Even when we get down. We'd be at the Bronze. It'd usually start off with us sitting down, having a drink or two. I'd sit beside her, and we'd watch the bodies up on the dance floor, occasionally commenting on whatever happened to cross our minds. It was all a casual thing, until a song moved us to the floor. And the moment we started going, there was no stopping us. It wasn't a question of energy, for me anyway. I'm not about to say that Faith doesn't have energy that time of night; she's just like a vamp, comes out at night, too much energy to burn, lookin' for a kill.

But as we begin to dance and we sway our hips to the ballsy music, I start to really breathe.

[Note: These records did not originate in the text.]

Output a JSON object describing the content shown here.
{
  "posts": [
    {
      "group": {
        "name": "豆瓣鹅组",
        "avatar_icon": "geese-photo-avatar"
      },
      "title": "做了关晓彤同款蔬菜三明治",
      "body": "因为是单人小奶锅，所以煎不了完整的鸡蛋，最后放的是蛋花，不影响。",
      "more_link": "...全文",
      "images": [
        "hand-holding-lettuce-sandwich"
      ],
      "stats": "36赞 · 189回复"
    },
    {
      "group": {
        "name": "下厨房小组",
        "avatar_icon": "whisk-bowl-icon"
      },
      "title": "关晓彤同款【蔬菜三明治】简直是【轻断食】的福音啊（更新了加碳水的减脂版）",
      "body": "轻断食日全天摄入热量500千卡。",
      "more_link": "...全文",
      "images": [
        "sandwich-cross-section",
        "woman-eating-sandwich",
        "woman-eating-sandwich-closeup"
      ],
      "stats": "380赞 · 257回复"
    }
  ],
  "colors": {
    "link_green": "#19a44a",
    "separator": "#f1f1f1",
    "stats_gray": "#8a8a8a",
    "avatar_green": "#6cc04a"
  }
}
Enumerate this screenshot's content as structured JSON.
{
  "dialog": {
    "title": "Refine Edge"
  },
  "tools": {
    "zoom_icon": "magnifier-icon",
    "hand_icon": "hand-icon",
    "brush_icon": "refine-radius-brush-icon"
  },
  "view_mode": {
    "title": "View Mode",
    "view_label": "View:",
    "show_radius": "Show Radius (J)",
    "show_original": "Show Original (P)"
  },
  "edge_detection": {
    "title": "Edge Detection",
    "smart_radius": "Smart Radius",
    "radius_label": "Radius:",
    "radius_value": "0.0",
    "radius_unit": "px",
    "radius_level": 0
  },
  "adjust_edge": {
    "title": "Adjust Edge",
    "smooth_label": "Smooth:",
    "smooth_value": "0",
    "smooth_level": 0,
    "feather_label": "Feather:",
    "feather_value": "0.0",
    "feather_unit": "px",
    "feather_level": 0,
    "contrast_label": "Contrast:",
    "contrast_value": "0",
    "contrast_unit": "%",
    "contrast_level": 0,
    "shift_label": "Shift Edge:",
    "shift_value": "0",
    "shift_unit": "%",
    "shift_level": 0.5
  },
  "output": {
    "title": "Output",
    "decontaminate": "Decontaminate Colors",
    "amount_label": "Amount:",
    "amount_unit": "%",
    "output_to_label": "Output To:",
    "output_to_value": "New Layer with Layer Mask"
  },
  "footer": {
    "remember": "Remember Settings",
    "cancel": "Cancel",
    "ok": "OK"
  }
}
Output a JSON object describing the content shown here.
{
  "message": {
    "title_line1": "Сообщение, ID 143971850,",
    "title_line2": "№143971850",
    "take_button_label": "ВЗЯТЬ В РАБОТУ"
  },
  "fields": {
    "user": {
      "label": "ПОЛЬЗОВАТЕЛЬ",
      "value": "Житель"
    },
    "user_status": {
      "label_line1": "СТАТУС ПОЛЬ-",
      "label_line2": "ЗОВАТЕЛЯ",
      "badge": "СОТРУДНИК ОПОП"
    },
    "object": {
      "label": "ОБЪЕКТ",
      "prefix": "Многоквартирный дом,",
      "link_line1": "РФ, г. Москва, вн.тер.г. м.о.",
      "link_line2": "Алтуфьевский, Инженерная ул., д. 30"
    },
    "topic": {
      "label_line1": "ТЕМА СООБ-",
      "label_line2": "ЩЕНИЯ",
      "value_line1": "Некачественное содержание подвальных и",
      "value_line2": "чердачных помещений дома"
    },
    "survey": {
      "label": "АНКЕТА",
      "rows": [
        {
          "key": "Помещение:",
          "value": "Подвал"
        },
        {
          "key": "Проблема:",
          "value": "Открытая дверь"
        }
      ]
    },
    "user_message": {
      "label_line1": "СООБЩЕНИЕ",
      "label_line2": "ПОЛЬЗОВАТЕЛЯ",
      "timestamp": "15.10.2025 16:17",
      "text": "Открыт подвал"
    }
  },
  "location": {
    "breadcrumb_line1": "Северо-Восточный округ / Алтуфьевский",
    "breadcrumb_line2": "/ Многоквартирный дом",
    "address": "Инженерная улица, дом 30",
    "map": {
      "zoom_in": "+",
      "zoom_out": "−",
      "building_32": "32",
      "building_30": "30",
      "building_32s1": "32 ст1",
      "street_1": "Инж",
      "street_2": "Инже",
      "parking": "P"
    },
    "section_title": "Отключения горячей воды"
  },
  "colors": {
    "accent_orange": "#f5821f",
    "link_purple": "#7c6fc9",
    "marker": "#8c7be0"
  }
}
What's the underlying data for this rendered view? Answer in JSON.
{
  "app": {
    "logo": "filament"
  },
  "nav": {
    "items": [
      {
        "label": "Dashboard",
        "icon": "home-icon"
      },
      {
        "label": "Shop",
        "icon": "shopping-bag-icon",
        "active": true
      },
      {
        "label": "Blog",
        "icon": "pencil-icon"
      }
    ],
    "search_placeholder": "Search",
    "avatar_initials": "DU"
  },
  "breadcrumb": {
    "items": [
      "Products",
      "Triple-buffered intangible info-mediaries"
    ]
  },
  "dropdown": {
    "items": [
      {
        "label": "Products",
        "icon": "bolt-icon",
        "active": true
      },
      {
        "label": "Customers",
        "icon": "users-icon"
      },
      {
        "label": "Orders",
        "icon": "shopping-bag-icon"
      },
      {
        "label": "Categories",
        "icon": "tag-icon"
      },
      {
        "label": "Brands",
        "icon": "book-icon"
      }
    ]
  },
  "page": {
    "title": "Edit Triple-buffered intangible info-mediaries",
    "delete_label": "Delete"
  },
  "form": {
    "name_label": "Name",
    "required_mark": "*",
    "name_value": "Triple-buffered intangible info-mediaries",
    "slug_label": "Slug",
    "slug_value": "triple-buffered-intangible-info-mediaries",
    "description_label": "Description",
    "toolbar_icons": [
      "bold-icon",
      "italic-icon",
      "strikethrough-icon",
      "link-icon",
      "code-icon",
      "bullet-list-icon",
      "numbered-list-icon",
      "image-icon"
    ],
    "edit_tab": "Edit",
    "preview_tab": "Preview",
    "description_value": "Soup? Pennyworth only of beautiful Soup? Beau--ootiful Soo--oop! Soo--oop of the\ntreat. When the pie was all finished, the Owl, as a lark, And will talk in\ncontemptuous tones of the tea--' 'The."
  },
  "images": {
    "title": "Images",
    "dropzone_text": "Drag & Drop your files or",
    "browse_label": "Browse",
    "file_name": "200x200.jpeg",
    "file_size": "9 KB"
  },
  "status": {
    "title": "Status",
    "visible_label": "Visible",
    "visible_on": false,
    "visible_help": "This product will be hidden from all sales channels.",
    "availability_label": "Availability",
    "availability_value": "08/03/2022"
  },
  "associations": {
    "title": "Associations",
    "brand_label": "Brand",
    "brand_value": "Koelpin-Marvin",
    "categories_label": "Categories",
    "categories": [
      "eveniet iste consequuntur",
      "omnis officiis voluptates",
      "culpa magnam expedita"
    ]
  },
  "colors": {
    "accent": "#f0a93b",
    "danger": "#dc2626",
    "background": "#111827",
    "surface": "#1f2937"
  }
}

And she knows it. I let my lips loose, allow my breathing to go wild. And as we start to really get going, she can hear me no doubt, breathing onto her neck, just feeling what being close to her was like.

If me breathing close to her was anything like what her breathing close to me was like, then we better open us up another first page, cos that's a whole new story.

It's another warm, tingly, fuzzy buzz. As much as I feel it, I feel deprived of it when I don't have it. I flourish in the allowance of it, and each nerve of my body appreciates it when received.

I don't know if she can feel me shudder against her body when she breathes close to me. And when she touches me.

It's like a whole new realm of pleasure. I just imagine her hands roaming my entire body, and inevitably saving the best spot for last. But they say you can dream but it's never as good as the real thing.

She touches me…she touches me, alright. But I wonder if she knows.

It's like the buzzing is a whole other entity. It consumes me and vibrates me, moves me and oh…yes…

I love to feel it.

But when it's gone. I just can't. I can't be…me. I want her, I need her. I don't know if all this wanting is a Slayer thing. But I do know that without it, I can't grow.